Por Luiz Eduardo Oliveira [*]
Vivemos um momento bastante conturbado na história “recente” da humanidade, porém aqui em Sergipe a situação é outra. Não estamos preocupados com os estragos e os reflexos das guerras, afinal de contas somos o “país dos forrós” e “dos carnavais”. Estamos, todos, mesmo que obrigatoriamente, focados no pré-caju. Não se fala em outra coisa e mesmo que humanos continuem morrendo no “outro” lado planeta, vamos festejar, afinal isso pode render votos.
Há alguns anos, só para falar em contemporaneidade, estamos passando por alguns conflitos armados e apenas a mídia divulga episódios das guerras entre a Rússia e Ucrânia, Palestina e Israel, além dos que ocorrem na Síria e Afeganistão. Com certeza esses conflitos são preocupantes e causam uma sensação de “fim do mundo”, contudo, outros humanos continuam morrendo ao redor deste pequeno planeta, que gira em torno de si e do sol, em movimentos orquestrados e precisos. Situações, igualmente perversas, estabelecidas por guerras civis, violências étnicas ou terrorismo, estão ocorrendo em Myanmar e Iêmen, além de boa parte do continente africano: Mauritânia, Argélia, Tunísia, Líbia, Sudão, Sudão do Sul, Etiópia, Somália, Mali, Níger, Burkina Faso, Chade, República Centro Africana, República Democrática do Congo, Uganda, Tanzânia, Moçambique, Camarões, Nigéria, Benin, Togo, Gana, Costa do Marfim.

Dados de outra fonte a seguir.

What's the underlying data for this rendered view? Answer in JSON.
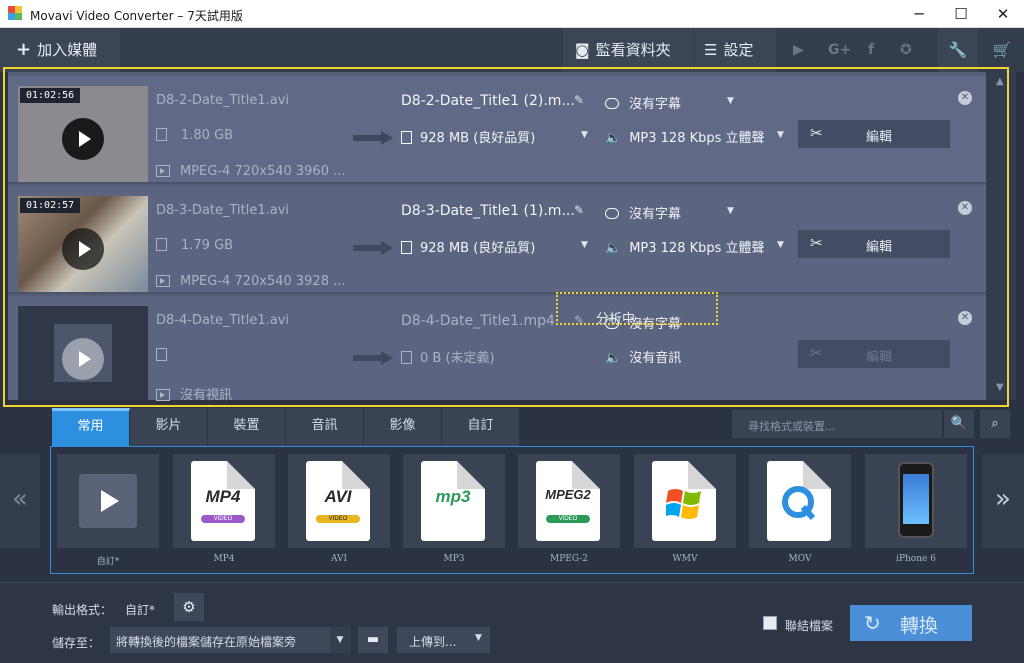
{
  "window": {
    "title": "Movavi Video Converter – 7天試用版",
    "minimize": "─",
    "maximize": "☐",
    "close": "✕"
  },
  "toolbar": {
    "add_media": "加入媒體",
    "watch_folder": "監看資料夾",
    "settings": "設定",
    "social_icons": [
      "youtube-icon",
      "google-plus-icon",
      "facebook-icon",
      "vk-icon"
    ]
  },
  "files": [
    {
      "duration": "01:02:56",
      "source_name": "D8-2-Date_Title1.avi",
      "source_size": "1.80 GB",
      "source_meta": "MPEG-4 720x540 3960 ...",
      "output_name": "D8-2-Date_Title1 (2).m...",
      "output_size": "928 MB (良好品質)",
      "subtitle": "沒有字幕",
      "audio": "MP3 128 Kbps 立體聲",
      "edit": "編輯"
    },
    {
      "duration": "01:02:57",
      "source_name": "D8-3-Date_Title1.avi",
      "source_size": "1.79 GB",
      "source_meta": "MPEG-4 720x540 3928 ...",
      "output_name": "D8-3-Date_Title1 (1).m...",
      "output_size": "928 MB (良好品質)",
      "subtitle": "沒有字幕",
      "audio": "MP3 128 Kbps 立體聲",
      "edit": "編輯"
    },
    {
      "duration": "",
      "source_name": "D8-4-Date_Title1.avi",
      "source_size": "",
      "source_meta": "沒有視訊",
      "output_name": "D8-4-Date_Title1.mp4",
      "output_size": "0 B (未定義)",
      "subtitle": "沒有字幕",
      "audio": "沒有音訊",
      "edit": "編輯",
      "status": "分析中..."
    }
  ],
  "tabs": [
    "常用",
    "影片",
    "裝置",
    "音訊",
    "影像",
    "自訂"
  ],
  "active_tab": "常用",
  "search_placeholder": "尋找格式或裝置...",
  "formats": [
    {
      "label": "自訂*",
      "icon": "custom-video-icon"
    },
    {
      "label": "MP4",
      "icon": "mp4-icon",
      "text": "MP4",
      "stripe": "VIDEO",
      "color": "#9b59c9"
    },
    {
      "label": "AVI",
      "icon": "avi-icon",
      "text": "AVI",
      "stripe": "VIDEO",
      "color": "#e8b51e"
    },
    {
      "label": "MP3",
      "icon": "mp3-icon",
      "text": "mp3",
      "stripe": "",
      "color": "#2e9a5a"
    },
    {
      "label": "MPEG-2",
      "icon": "mpeg2-icon",
      "text": "MPEG2",
      "stripe": "VIDEO",
      "color": "#2e9a5a"
    },
    {
      "label": "WMV",
      "icon": "wmv-icon"
    },
    {
      "label": "MOV",
      "icon": "mov-icon"
    },
    {
      "label": "iPhone 6",
      "icon": "iphone-icon"
    }
  ],
  "bottom": {
    "output_format_label": "輸出格式：",
    "output_format_value": "自訂*",
    "save_to_label": "儲存至：",
    "save_to_value": "將轉換後的檔案儲存在原始檔案旁",
    "upload": "上傳到...",
    "join_files": "聯結檔案",
    "convert": "轉換"
  },
  "colors": {
    "accent": "#2d8fe0",
    "highlight": "#f2d430",
    "convert": "#4a8fd8"
  }
}
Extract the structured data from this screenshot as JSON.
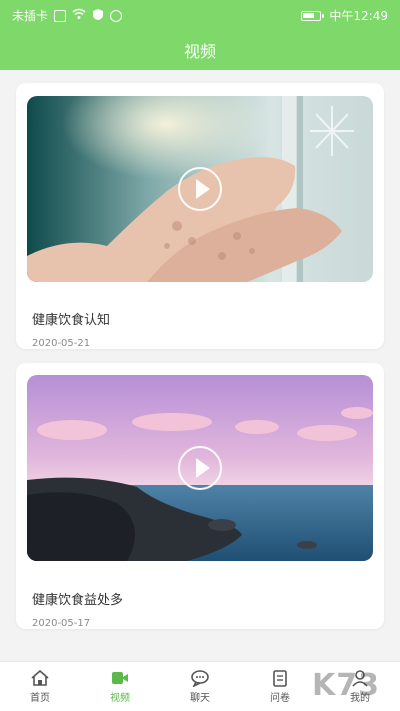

No contexto americano são preocupantes as guerras proporcionadas pelos carteis das drogas em México e Colômbia, além das ditaduras na Venezuela e Nicarágua que provocam as migrações forçadas, utilizando uma expressão da socióloga holandesa, Sáskia Sassen. Situação bastante crítica também se passa no Haiti.
As estimativas apontam alguns dados que nos levam a duvidar da nossa condição de humanos, que vivem sob a égide da Declaração Universal de Direitos Humanos (1948) e que possuem um Organismo Internacional que existe e trabalha pela paz mundial, a Organização das Nações Unidas, criada em 1945 e sucessora da Liga das Nações.
Segundo informações extraoficiais, o conflito provocado pela Rússia ao invadir a Ucrânia, citação do jornal The New York Times, já provocou 70 mil mortos e cerca de 120 mil feridos.1 Na Etiópia, em 2022, ocorreu o palco do conflito armado mais mortífero em todo o mundo, com mais de 104 mil mortes registadas na guerra do Tigray, no norte do país. O conflito foi classificado como um dos mais brutais no
mundo, sendo registrados assassinatos de civis e estupros em grande quantidade.2 Ainda na África, a situação na República Democrática do Congo, segundo levantamento da ONU, já ocasionou a saída forçada de 1,7 milhões de cidadãos. O conflito foi classificado como o mais sangrento conflito armado desde a Segunda Guerra Mundial.3 No Iêmen, um dos mais pobres no mundo árabe, a luta entre xiitas e sunitas provocou mais de 8.6 mil pessoas já foram mortas desde 2015. A ONU classificou a situação de “uma grave crise humanitária4.
Vivemos no mundo pautado na busca pelo poder econômico e político mundial, onde a geopolítica interessa e gira em torno nos países que compõem o Conselho de Segurança do órgão, a ONU, e que não é capaz de barrar as intolerâncias religiosas, étnicas e econômicas. Somos obrigados, por governos de direita e de esquerda, a termos o mesmo pensamento, o mesmo objetivo de desenvolvimento econômico e a mesma sensação de poder.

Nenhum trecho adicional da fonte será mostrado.